El uso del burka o del niqab atenta contra la concepción occidental de la dignidad de la mujer y las autoridades tienen que buscar un punto de equilibrio entre el respeto a las decisiones individuales sobre el vestido y el esfuerzo por cambiar costumbres, que no preceptos religiosos, en conflicto con los valores de la sociedad europea.
El ministro de Justicia, Francisco Caamaño, anunció ayer que la futura ley de Libertad Religiosa establecerá límites en el uso del burka en los espacios públicos. El anuncio ha estado precedido por las últimas decisiones de diversos regidores de Catalunya sobre esa prenda o la reciente polémica suscitada por la decisión de una niña musulmana de acudir con el hiyab a un colegio de Pozuelo cuyo reglamento no lo permitía.
Estos episodios ponen de relieve la imposibilidad de permanecer al margen de un debate que se está produciendo también en otras sociedades europeas. Es cierto que el burka o el niqab, las prendas que tapan por completo a la mujer y que más rechazo suscitan, no están muy extendidas en nuestra sociedad. En cambio hay más posibilidades de que en España se planteen conflictos como el de Pozuelo, por el uso de un velo o un pañuelo.
El debate abierto por el uso de esas prendas en el espacio público se ha planteado a veces como un problema de religión y no como un problema de costumbres.
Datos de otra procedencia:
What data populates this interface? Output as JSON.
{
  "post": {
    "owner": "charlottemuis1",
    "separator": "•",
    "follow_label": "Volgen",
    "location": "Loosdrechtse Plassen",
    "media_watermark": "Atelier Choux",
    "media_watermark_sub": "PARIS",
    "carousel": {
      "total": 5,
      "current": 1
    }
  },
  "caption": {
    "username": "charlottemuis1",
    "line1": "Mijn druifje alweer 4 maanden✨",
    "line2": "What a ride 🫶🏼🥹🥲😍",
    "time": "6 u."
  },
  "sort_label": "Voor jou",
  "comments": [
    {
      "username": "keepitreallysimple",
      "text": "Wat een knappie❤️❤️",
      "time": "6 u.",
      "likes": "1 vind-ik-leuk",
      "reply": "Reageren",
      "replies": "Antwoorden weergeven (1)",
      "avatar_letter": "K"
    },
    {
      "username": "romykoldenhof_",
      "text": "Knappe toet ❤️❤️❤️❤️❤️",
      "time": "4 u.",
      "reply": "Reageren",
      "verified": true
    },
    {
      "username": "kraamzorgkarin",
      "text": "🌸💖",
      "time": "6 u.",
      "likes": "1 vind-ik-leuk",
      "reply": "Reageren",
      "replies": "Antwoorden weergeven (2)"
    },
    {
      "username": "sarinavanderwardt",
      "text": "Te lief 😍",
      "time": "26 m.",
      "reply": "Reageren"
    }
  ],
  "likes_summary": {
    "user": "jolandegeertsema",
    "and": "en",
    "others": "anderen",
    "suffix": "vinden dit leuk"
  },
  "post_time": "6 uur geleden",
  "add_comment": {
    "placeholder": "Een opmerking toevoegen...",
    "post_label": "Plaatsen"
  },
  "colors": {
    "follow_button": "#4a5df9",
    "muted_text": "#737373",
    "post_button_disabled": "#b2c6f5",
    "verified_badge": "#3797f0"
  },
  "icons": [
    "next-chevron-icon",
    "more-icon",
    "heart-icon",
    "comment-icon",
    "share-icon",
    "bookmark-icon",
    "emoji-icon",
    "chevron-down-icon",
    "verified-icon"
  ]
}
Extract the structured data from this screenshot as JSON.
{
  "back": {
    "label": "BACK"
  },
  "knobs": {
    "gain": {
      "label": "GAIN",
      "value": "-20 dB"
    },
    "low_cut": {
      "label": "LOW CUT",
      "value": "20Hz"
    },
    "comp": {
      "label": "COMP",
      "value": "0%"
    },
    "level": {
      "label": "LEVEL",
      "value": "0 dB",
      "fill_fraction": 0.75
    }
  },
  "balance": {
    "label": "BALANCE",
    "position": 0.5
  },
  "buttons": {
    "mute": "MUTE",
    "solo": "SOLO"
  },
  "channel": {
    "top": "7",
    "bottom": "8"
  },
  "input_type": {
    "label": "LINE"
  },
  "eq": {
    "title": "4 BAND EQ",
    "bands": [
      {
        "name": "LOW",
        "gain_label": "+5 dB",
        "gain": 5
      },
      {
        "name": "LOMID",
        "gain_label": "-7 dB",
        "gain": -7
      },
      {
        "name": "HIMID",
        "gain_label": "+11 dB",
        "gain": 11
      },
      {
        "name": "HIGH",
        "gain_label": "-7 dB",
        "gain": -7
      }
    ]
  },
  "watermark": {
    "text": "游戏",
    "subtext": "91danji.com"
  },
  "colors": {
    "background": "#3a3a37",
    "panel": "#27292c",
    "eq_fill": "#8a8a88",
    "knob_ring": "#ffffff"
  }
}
No es la religión islámica la que establece el tipo de prenda, sino las tradiciones sociales del país de procedencia y, por tanto, hay legitimidad política para tratar de cambiar las costumbres, legitimidad que sería más discutible si se tratara de modificar las convicciones religiosas. Sin embargo, como ha señalado Jordi Moreras, profesor de la Universitat Rovira i Virgili y experto estudioso del fenómeno islámico en Europa, la extensión del velo integral es un indicador de la influencia de los discursos más rigoristas en la interpretación del islam.
El uso del burka o del niqab atenta contra la concepción occidental de la dignidad de la mujer y las autoridades tienen que buscar un punto de equilibrio entre el respeto a las decisiones individuales sobre el vestido y el esfuerzo por cambiar costumbres, que no preceptos religiosos, en conflicto con los valores de la sociedad europea.
La radicalidad en la interpretación religiosa de algunos musulmanes se traduce en la dificultad de integración de sus miembros en la sociedad en la que se encuentran y en la aparición de guetos. Los elementos más débiles de las familias, las mujeres y las hijas, sufren de manera particular esa marginación y ven limitadas sus relaciones sociales o incluso su escolarización cuando se condicionan estas a que se acepten determinadas formas de vestir, tanto si se trata del burka como de un simple pañuelo allá donde esa prenda –al igual que otras como gorras o capuchas– está prohibida por los reglamentos escolares.
Frente a esos planteamientos, los gobiernos deben buscar la integración de los emigrantes, entendida como la asunción de una parte de los valores democráticos y normas de convivencia de la sociedad receptora.